Monday, October 16, 2017

He's a boy, who is growing up...


From day one, this little boy was my right hand man... He has always been by my side and never spent a night away from me. As a baby, he was most likely found curled up, sleeping in my Maya Wrap, at any given time. He would lay there, peacefully sleeping while his little eyes were tightly closed and his puckered lips fell loose... I don't even think he was aware that he had the potential to walk, until well after his first birthday -And that was due to his above average large size, which made carrying him to be utilized only under dire need.

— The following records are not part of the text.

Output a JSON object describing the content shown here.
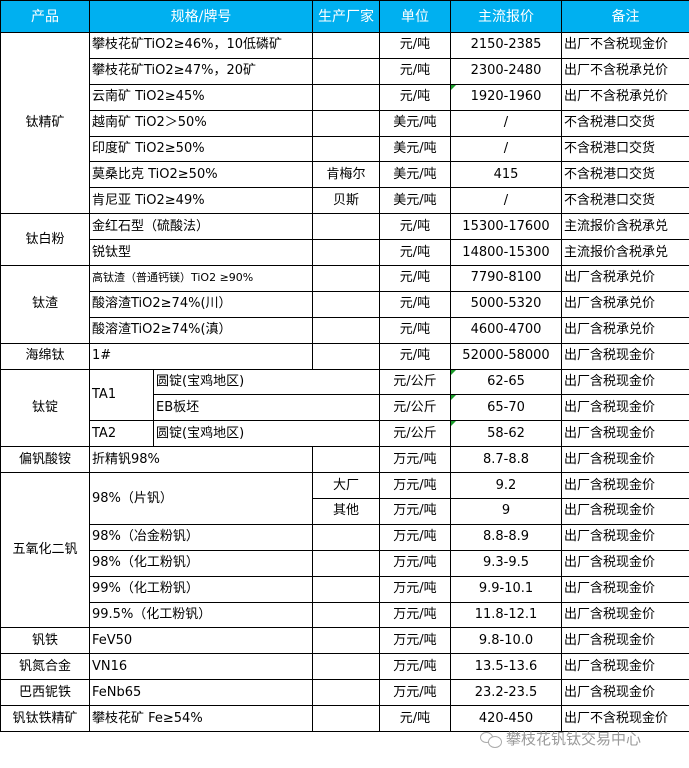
{
  "headers": [
    "产品",
    "规格/牌号",
    "生产厂家",
    "单位",
    "主流报价",
    "备注"
  ],
  "accent_color": "#00b0f0",
  "watermark": "攀枝花钒钛交易中心",
  "rows": [
    [
      {
        "t": "钛精矿",
        "rs": 7
      },
      {
        "t": "攀枝花矿TiO2≥46%，10低磷矿",
        "cs": 2,
        "l": 1
      },
      {
        "t": ""
      },
      {
        "t": "元/吨"
      },
      {
        "t": "2150-2385"
      },
      {
        "t": "出厂不含税现金价",
        "l": 1
      }
    ],
    [
      {
        "t": "攀枝花矿TiO2≥47%，20矿",
        "cs": 2,
        "l": 1
      },
      {
        "t": ""
      },
      {
        "t": "元/吨"
      },
      {
        "t": "2300-2480"
      },
      {
        "t": "出厂不含税承兑价",
        "l": 1
      }
    ],
    [
      {
        "t": "云南矿 TiO2≥45%",
        "cs": 2,
        "l": 1
      },
      {
        "t": ""
      },
      {
        "t": "元/吨"
      },
      {
        "t": "1920-1960",
        "tri": 1
      },
      {
        "t": "出厂不含税承兑价",
        "l": 1
      }
    ],
    [
      {
        "t": "越南矿 TiO2＞50%",
        "cs": 2,
        "l": 1
      },
      {
        "t": ""
      },
      {
        "t": "美元/吨"
      },
      {
        "t": "/"
      },
      {
        "t": "不含税港口交货",
        "l": 1
      }
    ],
    [
      {
        "t": "印度矿 TiO2≥50%",
        "cs": 2,
        "l": 1
      },
      {
        "t": ""
      },
      {
        "t": "美元/吨"
      },
      {
        "t": "/"
      },
      {
        "t": "不含税港口交货",
        "l": 1
      }
    ],
    [
      {
        "t": "莫桑比克 TiO2≥50%",
        "cs": 2,
        "l": 1
      },
      {
        "t": "肯梅尔"
      },
      {
        "t": "美元/吨"
      },
      {
        "t": "415"
      },
      {
        "t": "不含税港口交货",
        "l": 1
      }
    ],
    [
      {
        "t": "肯尼亚 TiO2≥49%",
        "cs": 2,
        "l": 1
      },
      {
        "t": "贝斯"
      },
      {
        "t": "美元/吨"
      },
      {
        "t": "/"
      },
      {
        "t": "不含税港口交货",
        "l": 1
      }
    ],
    [
      {
        "t": "钛白粉",
        "rs": 2
      },
      {
        "t": "金红石型（硫酸法）",
        "cs": 2,
        "l": 1
      },
      {
        "t": ""
      },
      {
        "t": "元/吨"
      },
      {
        "t": "15300-17600"
      },
      {
        "t": "主流报价含税承兑",
        "l": 1
      }
    ],
    [
      {
        "t": "锐钛型",
        "cs": 2,
        "l": 1
      },
      {
        "t": ""
      },
      {
        "t": "元/吨"
      },
      {
        "t": "14800-15300"
      },
      {
        "t": "主流报价含税承兑",
        "l": 1
      }
    ],
    [
      {
        "t": "钛渣",
        "rs": 3
      },
      {
        "t": "高钛渣（普通钙镁）TiO2 ≥90%",
        "cs": 2,
        "l": 1,
        "sm": 1
      },
      {
        "t": ""
      },
      {
        "t": "元/吨"
      },
      {
        "t": "7790-8100"
      },
      {
        "t": "出厂含税承兑价",
        "l": 1
      }
    ],
    [
      {
        "t": "酸溶渣TiO2≥74%(川）",
        "cs": 2,
        "l": 1
      },
      {
        "t": ""
      },
      {
        "t": "元/吨"
      },
      {
        "t": "5000-5320"
      },
      {
        "t": "出厂含税承兑价",
        "l": 1
      }
    ],
    [
      {
        "t": "酸溶渣TiO2≥74%(滇）",
        "cs": 2,
        "l": 1
      },
      {
        "t": ""
      },
      {
        "t": "元/吨"
      },
      {
        "t": "4600-4700"
      },
      {
        "t": "出厂含税承兑价",
        "l": 1
      }
    ],
    [
      {
        "t": "海绵钛"
      },
      {
        "t": "1#",
        "cs": 2,
        "l": 1
      },
      {
        "t": ""
      },
      {
        "t": "元/吨"
      },
      {
        "t": "52000-58000"
      },
      {
        "t": "出厂含税现金价",
        "l": 1
      }
    ],
    [
      {
        "t": "钛锭",
        "rs": 3
      },
      {
        "t": "TA1",
        "rs": 2,
        "l": 1
      },
      {
        "t": "圆锭(宝鸡地区)",
        "cs": 2,
        "l": 1
      },
      {
        "t": "元/公斤"
      },
      {
        "t": "62-65",
        "tri": 1
      },
      {
        "t": "出厂含税现金价",
        "l": 1
      }
    ],
    [
      {
        "t": "EB板坯",
        "cs": 2,
        "l": 1
      },
      {
        "t": "元/公斤"
      },
      {
        "t": "65-70",
        "tri": 1
      },
      {
        "t": "出厂含税现金价",
        "l": 1
      }
    ],
    [
      {
        "t": "TA2",
        "l": 1
      },
      {
        "t": "圆锭(宝鸡地区)",
        "cs": 2,
        "l": 1
      },
      {
        "t": "元/公斤"
      },
      {
        "t": "58-62",
        "tri": 1
      },
      {
        "t": "出厂含税现金价",
        "l": 1
      }
    ],
    [
      {
        "t": "偏钒酸铵"
      },
      {
        "t": "折精钒98%",
        "cs": 2,
        "l": 1
      },
      {
        "t": ""
      },
      {
        "t": "万元/吨"
      },
      {
        "t": "8.7-8.8"
      },
      {
        "t": "出厂含税现金价",
        "l": 1
      }
    ],
    [
      {
        "t": "五氧化二钒",
        "rs": 6
      },
      {
        "t": "98%（片钒）",
        "cs": 2,
        "rs": 2,
        "l": 1
      },
      {
        "t": "大厂"
      },
      {
        "t": "万元/吨"
      },
      {
        "t": "9.2"
      },
      {
        "t": "出厂含税现金价",
        "l": 1
      }
    ],
    [
      {
        "t": "其他"
      },
      {
        "t": "万元/吨"
      },
      {
        "t": "9"
      },
      {
        "t": "出厂含税现金价",
        "l": 1
      }
    ],
    [
      {
        "t": "98%（冶金粉钒）",
        "cs": 2,
        "l": 1
      },
      {
        "t": ""
      },
      {
        "t": "万元/吨"
      },
      {
        "t": "8.8-8.9"
      },
      {
        "t": "出厂含税现金价",
        "l": 1
      }
    ],
    [
      {
        "t": "98%（化工粉钒）",
        "cs": 2,
        "l": 1
      },
      {
        "t": ""
      },
      {
        "t": "万元/吨"
      },
      {
        "t": "9.3-9.5"
      },
      {
        "t": "出厂含税现金价",
        "l": 1
      }
    ],
    [
      {
        "t": "99%（化工粉钒）",
        "cs": 2,
        "l": 1
      },
      {
        "t": ""
      },
      {
        "t": "万元/吨"
      },
      {
        "t": "9.9-10.1"
      },
      {
        "t": "出厂含税现金价",
        "l": 1
      }
    ],
    [
      {
        "t": "99.5%（化工粉钒）",
        "cs": 2,
        "l": 1
      },
      {
        "t": ""
      },
      {
        "t": "万元/吨"
      },
      {
        "t": "11.8-12.1"
      },
      {
        "t": "出厂含税现金价",
        "l": 1
      }
    ],
    [
      {
        "t": "钒铁"
      },
      {
        "t": "FeV50",
        "cs": 2,
        "l": 1
      },
      {
        "t": ""
      },
      {
        "t": "万元/吨"
      },
      {
        "t": "9.8-10.0"
      },
      {
        "t": "出厂含税现金价",
        "l": 1
      }
    ],
    [
      {
        "t": "钒氮合金"
      },
      {
        "t": "VN16",
        "cs": 2,
        "l": 1
      },
      {
        "t": ""
      },
      {
        "t": "万元/吨"
      },
      {
        "t": "13.5-13.6"
      },
      {
        "t": "出厂含税现金价",
        "l": 1
      }
    ],
    [
      {
        "t": "巴西铌铁"
      },
      {
        "t": "FeNb65",
        "cs": 2,
        "l": 1
      },
      {
        "t": ""
      },
      {
        "t": "万元/吨"
      },
      {
        "t": "23.2-23.5"
      },
      {
        "t": "出厂含税现金价",
        "l": 1
      }
    ],
    [
      {
        "t": "钒钛铁精矿"
      },
      {
        "t": "攀枝花矿 Fe≥54%",
        "cs": 2,
        "l": 1
      },
      {
        "t": ""
      },
      {
        "t": "元/吨"
      },
      {
        "t": "420-450"
      },
      {
        "t": "出厂不含税现金价",
        "l": 1
      }
    ]
  ]
}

So when school began, I pictured a sad little boy who desperately wanted to stay close to his mama's security. I pictured a little boy reaching out for me and begging me to stay with him. I pictured him holding onto our hug, just a little bit longer than needed...

But instead, he was the opposite. He was eager and excited. And in some ways, of course he misses me, but mostly, he's very happy meeting new people and learning his letters. And at each pick-up, he cannot wait to tell me about what he and his friends did that day.

Once upon a time, he was this boy who didn't have weekly scheduled play dates with friends, like his sister once did. Instead, he's a boy who would much rather ride solo in his playroom and imagine with his Batman guys for hours. And oddly, he is a boy who exceeded my expectations and is happily attending preschool and rocking it like a boss...

He isn't thrown by being away from me. Instead, he's excelling.

But, he's a boy who his mama misses deeply. He's a boy who I still miss snuggled up in my wrap, close to my heart. And I'm still trying to find my groove of how to manage my down time, without being mauled by hugs and kisses, from my lovable son. 

It seems, he's having an easier time adjusting, than I am. And that makes me very proud, because he's moving in the direction he's supposed to... And for me, it does make it easier knowing that he's happily content while away from me. Otherwise, I'd be sad and stressed...

But for now, I will patiently wait until pick up time, where he cannot wait to jump in my arms and tell me all about his fun day.